My heart was broken – and the vet basically told me he did not think she would make it and to start planning to say my goodbye’s over the next few days. I went to my husband to talk about it, as he knows how much this horse stole my heart and how hard it would be to let her go. All I would have left was her daughter, Mila…horses are herd animals and they can’t be by themselves…What was I going to do? I felt lost and distraught.

Then, my husband looked at me and said… “Heather, why don’t you go get that Buckskin you always wanted. Get him now so Mila can get to know him before she has to say goodbye to her mother, and then she won’t be alone.” Oh, the irony of finally getting the dream horse I always wanted…but at what cost? I knew of an amazing breeder that had the horse I wanted and the day before I had to make the decision to put my mare down, I drove to NY to pick up Magnum, the outrageously stunning buckskin Lusitano of my dreams. He was a baby – only 7 months old. 

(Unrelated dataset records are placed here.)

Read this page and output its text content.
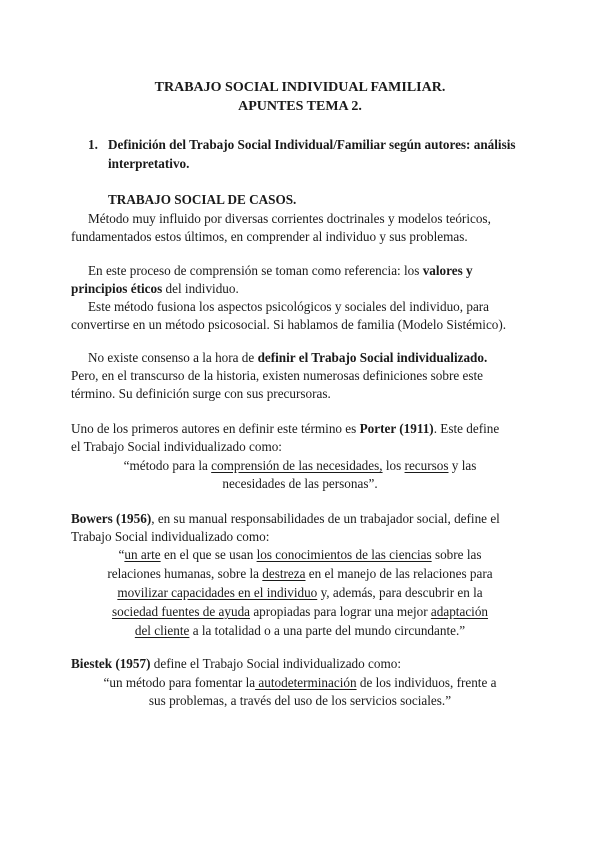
TRABAJO SOCIAL INDIVIDUAL FAMILIAR.
APUNTES TEMA 2.
1. Definición del Trabajo Social Individual/Familiar según autores: análisis
interpretativo.
TRABAJO SOCIAL DE CASOS.
Método muy influido por diversas corrientes doctrinales y modelos teóricos,
fundamentados estos últimos, en comprender al individuo y sus problemas.
En este proceso de comprensión se toman como referencia: los valores y
principios éticos del individuo.
Este método fusiona los aspectos psicológicos y sociales del individuo, para
convertirse en un método psicosocial. Si hablamos de familia (Modelo Sistémico).
No existe consenso a la hora de definir el Trabajo Social individualizado.
Pero, en el transcurso de la historia, existen numerosas definiciones sobre este
término. Su definición surge con sus precursoras.
Uno de los primeros autores en definir este término es Porter (1911). Este define
el Trabajo Social individualizado como:
“método para la comprensión de las necesidades, los recursos y las
necesidades de las personas”.
Bowers (1956), en su manual responsabilidades de un trabajador social, define el
Trabajo Social individualizado como:
“un arte en el que se usan los conocimientos de las ciencias sobre las
relaciones humanas, sobre la destreza en el manejo de las relaciones para
movilizar capacidades en el individuo y, además, para descubrir en la
sociedad fuentes de ayuda apropiadas para lograr una mejor adaptación
del cliente a la totalidad o a una parte del mundo circundante.”
Biestek (1957) define el Trabajo Social individualizado como:
“un método para fomentar la autodeterminación de los individuos, frente a
sus problemas, a través del uso de los servicios sociales.”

When I brought him back home, I let him in with Mila and Zora and the strangest thing happened… There was a newfound curiosity for life in Zora that had disappeared when her illness took over. She came to life seeing this little baby horse. It was like she had lost her spark but quickly remembered what it was like to take care of a baby. She knew she had a responsibility and a reason to be on this Earth still so she came back to life… literally.  The next morning she was walking around with him and looking better. I called my vet and he came out and said.. lets try a couple more days and see how she looks. Well, a week later she was chasing him around and a month later she had put back on weight and muscle and was a mom all over again. She remembered that she loved life and wanted to stay a while longer with me, to take care of her newly adopted baby buckskin boy. 

Now, the magic in this story always gets me… was it the connection with my mare? She knew my longing and my bond with her was unbreakable and I gave her a forever safe home, from where she came from, which was a traumatic situation… I rescued her – and in a way she rescued and took care of me… she brought me Magnum.

In the end her health came back about 85% – the other 15% is still shadow blindness and her depth perception is off… She is completely retired except for a 1/2 hour hack trail ride every now and then, which she loves! She is the queen of the farm and my gratitude for her and allowance of her actually allowed me to get the buckskin I always wanted – even though it didn’t show up in the form I thought it would. I had to almost lose one to gain another but she came around and is still with me to this day… Something tells me it was a divine orchestration…

Gratitude and allowance is key. Trust me when I tell you this.